Sébastien Lecornu a annoncé mardi 16 juin, dans une vidéo diffusée sur X, un investissement de 655 millions d’euros supplémentaires pour le développement de l’intelligence artificielle en France. L’annonce intervient à la veille de l’ouverture du salon VivaTech à Paris, où l’IA, les robots et la souveraineté numérique face aux géants américains et chinois occuperont le devant de la scène.
Le Premier ministre a fixé le cap : cette révolution doit « profiter aux Français », « protéger notre souveraineté » et « renforcer nos services publics ». Les fonds iront soutenir les infrastructures, les capacités de calcul, la recherche, les entreprises et les filières industrielles. Le message est clair : la France refuse de « dépendre de la bonne volonté de certains partenaires, capables de couper l’accès » aux technologies d’IA.

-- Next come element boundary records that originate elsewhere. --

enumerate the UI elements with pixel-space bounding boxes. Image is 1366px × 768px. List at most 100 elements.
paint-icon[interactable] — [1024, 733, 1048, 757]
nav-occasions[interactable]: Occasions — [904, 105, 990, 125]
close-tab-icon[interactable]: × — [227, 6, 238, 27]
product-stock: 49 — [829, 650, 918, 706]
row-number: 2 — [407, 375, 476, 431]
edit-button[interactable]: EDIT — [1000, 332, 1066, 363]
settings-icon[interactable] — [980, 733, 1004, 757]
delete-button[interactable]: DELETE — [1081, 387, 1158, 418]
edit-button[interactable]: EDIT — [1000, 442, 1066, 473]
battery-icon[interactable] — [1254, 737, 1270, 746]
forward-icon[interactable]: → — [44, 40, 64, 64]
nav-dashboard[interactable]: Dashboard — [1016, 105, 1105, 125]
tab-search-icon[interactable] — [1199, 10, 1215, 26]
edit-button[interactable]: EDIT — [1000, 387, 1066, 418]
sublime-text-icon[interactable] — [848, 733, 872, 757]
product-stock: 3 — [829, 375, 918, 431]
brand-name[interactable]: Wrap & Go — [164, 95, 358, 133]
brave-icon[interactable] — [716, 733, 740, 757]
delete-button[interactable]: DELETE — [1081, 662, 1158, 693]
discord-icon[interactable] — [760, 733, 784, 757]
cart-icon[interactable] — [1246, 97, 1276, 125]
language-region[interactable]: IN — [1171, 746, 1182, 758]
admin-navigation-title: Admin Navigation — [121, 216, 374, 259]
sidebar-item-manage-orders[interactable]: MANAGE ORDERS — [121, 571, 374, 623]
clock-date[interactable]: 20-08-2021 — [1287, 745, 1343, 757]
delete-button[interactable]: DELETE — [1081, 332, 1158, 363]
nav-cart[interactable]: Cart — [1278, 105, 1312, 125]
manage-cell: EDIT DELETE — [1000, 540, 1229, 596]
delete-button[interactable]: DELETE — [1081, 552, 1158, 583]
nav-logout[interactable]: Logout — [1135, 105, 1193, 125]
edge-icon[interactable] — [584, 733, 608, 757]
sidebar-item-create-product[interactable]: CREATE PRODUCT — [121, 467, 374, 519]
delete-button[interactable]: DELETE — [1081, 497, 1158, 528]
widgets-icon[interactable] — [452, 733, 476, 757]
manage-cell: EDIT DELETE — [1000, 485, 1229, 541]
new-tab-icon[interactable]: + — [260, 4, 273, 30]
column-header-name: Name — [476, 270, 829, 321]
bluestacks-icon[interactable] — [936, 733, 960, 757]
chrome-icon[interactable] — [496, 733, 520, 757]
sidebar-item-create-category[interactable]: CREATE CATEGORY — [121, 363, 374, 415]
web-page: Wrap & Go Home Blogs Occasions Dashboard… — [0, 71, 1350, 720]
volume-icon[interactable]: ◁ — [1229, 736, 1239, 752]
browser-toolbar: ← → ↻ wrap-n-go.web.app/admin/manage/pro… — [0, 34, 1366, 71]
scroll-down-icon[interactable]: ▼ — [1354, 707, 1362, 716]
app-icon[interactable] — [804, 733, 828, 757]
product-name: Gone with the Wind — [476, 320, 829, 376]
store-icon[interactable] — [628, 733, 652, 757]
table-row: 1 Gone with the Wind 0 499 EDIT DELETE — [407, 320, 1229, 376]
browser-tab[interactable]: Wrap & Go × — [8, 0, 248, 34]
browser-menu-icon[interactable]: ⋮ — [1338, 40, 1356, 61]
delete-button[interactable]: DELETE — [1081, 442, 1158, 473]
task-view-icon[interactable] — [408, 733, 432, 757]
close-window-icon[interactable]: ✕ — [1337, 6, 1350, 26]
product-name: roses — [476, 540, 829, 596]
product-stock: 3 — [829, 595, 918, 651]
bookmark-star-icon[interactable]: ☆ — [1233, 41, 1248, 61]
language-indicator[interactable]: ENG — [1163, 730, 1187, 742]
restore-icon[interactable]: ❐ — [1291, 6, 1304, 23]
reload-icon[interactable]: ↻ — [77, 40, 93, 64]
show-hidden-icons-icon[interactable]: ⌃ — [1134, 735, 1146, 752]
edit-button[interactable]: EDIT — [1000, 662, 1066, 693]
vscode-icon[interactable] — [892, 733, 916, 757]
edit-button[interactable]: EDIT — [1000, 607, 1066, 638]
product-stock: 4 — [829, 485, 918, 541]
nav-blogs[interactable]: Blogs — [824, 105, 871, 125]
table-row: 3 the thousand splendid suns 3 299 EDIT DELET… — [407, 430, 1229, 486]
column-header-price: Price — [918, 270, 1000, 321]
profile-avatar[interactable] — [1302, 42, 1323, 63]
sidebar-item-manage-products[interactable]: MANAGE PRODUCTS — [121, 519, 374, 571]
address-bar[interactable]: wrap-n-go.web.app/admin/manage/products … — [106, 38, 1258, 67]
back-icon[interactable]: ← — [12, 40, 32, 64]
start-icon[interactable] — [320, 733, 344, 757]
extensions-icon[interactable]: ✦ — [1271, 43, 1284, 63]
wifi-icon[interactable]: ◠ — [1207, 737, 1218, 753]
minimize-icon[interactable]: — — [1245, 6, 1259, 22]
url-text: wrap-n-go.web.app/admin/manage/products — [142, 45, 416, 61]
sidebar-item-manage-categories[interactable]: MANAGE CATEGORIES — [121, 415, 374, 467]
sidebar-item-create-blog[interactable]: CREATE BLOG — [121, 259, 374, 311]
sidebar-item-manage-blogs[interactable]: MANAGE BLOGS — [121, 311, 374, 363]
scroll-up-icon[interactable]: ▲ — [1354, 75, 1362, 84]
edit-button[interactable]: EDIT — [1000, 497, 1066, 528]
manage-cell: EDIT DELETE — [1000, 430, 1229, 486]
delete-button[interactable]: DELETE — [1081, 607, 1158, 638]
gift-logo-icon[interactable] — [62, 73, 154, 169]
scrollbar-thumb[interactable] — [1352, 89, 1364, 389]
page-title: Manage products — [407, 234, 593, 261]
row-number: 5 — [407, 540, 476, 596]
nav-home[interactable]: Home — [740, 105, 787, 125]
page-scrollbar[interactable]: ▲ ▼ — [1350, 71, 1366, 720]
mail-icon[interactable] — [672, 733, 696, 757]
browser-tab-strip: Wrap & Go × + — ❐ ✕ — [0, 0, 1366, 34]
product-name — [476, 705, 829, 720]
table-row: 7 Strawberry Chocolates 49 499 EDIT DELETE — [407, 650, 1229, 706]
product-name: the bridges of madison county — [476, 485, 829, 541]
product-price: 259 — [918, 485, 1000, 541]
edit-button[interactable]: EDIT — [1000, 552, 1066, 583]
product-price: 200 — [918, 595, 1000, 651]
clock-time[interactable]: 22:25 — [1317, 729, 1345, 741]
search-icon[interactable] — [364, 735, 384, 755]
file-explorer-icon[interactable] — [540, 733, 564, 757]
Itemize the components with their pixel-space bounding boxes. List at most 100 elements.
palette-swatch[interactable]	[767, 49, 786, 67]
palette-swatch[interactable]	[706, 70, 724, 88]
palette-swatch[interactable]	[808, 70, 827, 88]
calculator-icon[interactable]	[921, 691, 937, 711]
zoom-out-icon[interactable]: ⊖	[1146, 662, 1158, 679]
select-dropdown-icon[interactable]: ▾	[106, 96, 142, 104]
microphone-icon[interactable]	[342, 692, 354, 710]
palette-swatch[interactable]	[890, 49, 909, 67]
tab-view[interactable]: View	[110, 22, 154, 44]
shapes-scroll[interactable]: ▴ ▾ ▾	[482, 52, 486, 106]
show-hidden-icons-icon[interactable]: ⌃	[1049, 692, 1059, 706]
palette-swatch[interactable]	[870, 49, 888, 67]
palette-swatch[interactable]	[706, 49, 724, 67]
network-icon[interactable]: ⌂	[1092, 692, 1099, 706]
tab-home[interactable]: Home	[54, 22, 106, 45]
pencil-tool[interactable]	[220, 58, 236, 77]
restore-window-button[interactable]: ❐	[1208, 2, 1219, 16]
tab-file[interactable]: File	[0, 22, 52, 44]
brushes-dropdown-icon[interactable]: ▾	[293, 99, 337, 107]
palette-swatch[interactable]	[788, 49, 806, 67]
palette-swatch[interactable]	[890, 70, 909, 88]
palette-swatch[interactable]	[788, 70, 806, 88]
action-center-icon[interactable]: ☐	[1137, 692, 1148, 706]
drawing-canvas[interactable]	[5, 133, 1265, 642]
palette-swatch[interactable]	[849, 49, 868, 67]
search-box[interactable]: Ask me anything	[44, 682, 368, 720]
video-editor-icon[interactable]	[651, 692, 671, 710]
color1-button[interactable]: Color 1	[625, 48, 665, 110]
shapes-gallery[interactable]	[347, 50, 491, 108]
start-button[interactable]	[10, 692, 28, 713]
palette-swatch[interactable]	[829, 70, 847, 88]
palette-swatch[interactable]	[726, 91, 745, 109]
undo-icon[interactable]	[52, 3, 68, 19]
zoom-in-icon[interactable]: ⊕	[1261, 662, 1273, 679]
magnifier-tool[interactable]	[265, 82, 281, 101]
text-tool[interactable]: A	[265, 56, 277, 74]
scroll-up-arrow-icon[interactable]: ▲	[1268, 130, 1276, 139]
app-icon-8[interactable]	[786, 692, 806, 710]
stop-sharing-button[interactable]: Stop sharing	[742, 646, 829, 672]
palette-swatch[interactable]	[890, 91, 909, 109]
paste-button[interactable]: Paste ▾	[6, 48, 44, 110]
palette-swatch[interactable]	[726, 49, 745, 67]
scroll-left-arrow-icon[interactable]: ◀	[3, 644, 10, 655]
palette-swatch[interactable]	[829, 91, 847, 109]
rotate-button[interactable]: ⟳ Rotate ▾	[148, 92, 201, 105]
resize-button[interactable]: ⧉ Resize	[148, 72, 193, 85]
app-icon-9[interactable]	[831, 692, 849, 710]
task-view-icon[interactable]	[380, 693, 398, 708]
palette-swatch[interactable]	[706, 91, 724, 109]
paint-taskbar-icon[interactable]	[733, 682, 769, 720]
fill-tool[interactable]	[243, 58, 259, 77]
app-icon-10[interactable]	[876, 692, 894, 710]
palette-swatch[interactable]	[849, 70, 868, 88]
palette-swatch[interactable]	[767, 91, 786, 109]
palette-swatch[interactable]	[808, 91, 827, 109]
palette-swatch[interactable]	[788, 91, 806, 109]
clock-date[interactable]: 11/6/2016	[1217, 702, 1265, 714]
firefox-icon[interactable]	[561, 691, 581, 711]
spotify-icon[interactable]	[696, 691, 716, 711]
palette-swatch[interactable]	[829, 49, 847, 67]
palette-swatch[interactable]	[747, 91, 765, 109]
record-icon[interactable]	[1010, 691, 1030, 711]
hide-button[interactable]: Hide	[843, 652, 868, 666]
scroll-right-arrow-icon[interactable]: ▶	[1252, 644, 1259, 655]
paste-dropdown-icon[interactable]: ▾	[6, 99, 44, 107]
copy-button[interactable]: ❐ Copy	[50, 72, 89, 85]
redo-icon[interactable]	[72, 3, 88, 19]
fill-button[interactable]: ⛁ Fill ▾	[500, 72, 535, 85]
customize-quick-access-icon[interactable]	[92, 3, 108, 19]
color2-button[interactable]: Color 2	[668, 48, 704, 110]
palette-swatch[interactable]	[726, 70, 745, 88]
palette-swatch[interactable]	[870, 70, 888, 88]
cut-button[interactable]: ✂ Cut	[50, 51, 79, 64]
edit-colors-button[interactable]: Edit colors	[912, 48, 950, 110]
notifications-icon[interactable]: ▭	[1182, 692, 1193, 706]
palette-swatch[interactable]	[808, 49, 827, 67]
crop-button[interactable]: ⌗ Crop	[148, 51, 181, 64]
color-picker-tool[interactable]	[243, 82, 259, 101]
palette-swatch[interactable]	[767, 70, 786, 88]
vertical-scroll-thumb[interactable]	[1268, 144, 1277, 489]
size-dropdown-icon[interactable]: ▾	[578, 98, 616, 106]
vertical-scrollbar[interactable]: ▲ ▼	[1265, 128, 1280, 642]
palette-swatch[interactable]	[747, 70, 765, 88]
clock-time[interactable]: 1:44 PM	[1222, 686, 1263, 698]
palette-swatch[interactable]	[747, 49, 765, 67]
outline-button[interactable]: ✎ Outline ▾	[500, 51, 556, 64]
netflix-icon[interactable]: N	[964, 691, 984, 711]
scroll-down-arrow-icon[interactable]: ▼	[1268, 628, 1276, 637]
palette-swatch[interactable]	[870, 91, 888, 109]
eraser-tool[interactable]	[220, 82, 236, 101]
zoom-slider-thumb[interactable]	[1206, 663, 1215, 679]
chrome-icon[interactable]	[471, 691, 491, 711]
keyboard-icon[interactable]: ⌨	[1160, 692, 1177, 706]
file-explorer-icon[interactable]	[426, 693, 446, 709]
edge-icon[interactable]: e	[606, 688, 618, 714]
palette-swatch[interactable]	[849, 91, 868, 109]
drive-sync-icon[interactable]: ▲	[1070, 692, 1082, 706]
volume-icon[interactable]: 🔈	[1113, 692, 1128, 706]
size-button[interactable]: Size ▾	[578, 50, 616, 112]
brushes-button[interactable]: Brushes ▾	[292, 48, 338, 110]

L’enveloppe s’inscrit dans le programme France 2030, qui concentre désormais une partie significative de ses investissements sur l’intelligence artificielle. Le gouvernement entend construire une « véritable autonomie stratégique » dans un secteur où les États-Unis et la Chine dominent.
Un assistant conversationnel pour tous les agents de l’État
Sébastien Lecornu a aussi annoncé la mise en place d’un « assistant conversationnel souverain commun pour tous les agents publics »[1]. L’outil sera accessible à environ un million d’agents de la fonction publique de l’État. Son déploiement vise à fluidifier les tâches quotidiennes : gestion de procédures judiciaires, assistance aux enseignants-chercheurs dans leurs appels à projets, traitement de données sensibles.
Le coût de sa généralisation est estimé à 700 000 euros, un montant modeste au regard de l’ampleur du déploiement. L’assistant, baptisé « Assistant IA », permettra aux utilisateurs de conduire des conversations, transcrire des documents, analyser des contenus et générer du texte.
Les ministères de la Justice et de l’Intérieur disposeront « dès cette année » des technologies « les plus avancées » dans l’IA, via le portail GenIAl, déjà utilisé par le ministère des Armées. L’objectif : traiter des données sensibles et accélérer le traitement des visas.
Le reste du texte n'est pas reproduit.